Retraining the Brain

In many circumstances, what we perceive to be reality isn’t always correct especially when it involves others. We often think we know what others are thinking or why they did certain things when in actuality, we really don’t have a clue. And for some strange reason, for many of us, our initial reaction to actions or comments leans towards the negative side of things. After doing this enough times, it tends to get us down. Sometimes, we just need to retrain our thought process to feel better.

Here’s what we mean…

Let’s say you’re a guy who asks a girl out on a date and she says “No.” For some guys, that’s devastating. When that rejection happens they find themselves looking inward for the fault. They immediately begin thinking there’s something wrong with them. They have thoughts like “I’m too ugly”, “She’s out of my league” or “There’s just something wrong with me.”

As you can imagine, if he were to continue down this thought process consistently it would significantly tear down his confidence and his future performance would suffer as a result. The next time he asked a girl out, he wouldn’t be firing on all cylinders and his results would probably be the same thus leading him farther into despair. If you were to ask him how those thoughts made him feel ranking himself between 1 and 10 (with 10 feeling Superlicious), he’d probably be somewhere south of 5.

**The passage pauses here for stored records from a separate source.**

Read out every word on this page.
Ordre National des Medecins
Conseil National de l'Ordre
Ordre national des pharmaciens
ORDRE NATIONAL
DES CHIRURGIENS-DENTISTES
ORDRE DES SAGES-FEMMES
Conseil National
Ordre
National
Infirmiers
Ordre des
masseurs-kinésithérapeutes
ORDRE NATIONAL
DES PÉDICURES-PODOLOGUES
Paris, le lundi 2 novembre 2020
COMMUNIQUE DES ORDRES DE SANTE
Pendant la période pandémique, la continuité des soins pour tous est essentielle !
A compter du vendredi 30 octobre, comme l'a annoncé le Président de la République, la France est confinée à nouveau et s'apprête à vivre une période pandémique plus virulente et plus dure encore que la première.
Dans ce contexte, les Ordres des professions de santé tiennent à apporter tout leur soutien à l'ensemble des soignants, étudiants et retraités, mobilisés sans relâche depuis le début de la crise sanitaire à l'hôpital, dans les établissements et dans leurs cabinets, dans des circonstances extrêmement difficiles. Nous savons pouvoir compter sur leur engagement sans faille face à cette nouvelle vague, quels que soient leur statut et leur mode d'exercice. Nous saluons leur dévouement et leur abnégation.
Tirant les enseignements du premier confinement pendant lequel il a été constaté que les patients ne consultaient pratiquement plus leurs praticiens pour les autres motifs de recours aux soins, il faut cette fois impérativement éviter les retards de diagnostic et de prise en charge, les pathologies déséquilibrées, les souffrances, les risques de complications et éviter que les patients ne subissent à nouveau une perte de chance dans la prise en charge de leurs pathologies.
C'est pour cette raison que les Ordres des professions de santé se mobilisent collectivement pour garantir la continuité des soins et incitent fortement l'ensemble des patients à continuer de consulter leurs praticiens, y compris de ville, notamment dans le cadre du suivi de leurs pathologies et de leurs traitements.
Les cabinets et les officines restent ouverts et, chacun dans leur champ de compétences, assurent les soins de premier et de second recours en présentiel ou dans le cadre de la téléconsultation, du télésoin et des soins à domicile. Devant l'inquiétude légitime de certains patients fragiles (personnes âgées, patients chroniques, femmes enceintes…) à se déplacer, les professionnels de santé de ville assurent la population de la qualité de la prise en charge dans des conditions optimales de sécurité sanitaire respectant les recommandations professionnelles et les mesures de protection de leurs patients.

If we spend a minute on this particular scenario and try to come up with other possible alternatives as to why this girl said “No” to his date, I bet we could come up with some great reasons. How about some of these… “She’s already in a relationship”, “She already has plans for that same night” or “She just got out of a relationship and doesn’t want to start dating right away.” There are many possibilities that have nothing to actually do with him. If he were to rank himself after thinking about these possible scenarios, his results would be much higher.

If you compare the two thought processes, one definitely makes the young man feel better about himself vs the other. The reality is, none of us know what the actual truth is. Even if she tells him the reason, that doesn’t guarantee that he knows the real reason. If you don’t know what someone else is thinking (no one ever does), then which scenario do you want to spend the most time on? The one that makes you feel better or worse? Hopefully better was your answer 

You can follow this pattern in all aspects of life. If something has you down, try to see it from a different perspective. We’ve put together a “thought record” to help you do just that. Feel free to download and share it with others. After following the steps enough times, you’ll become a pro at positive thinking and it will take a lot to knock you off your game.

Your brain is what releases the endorphins into your system. Remember… you determine your own happiness.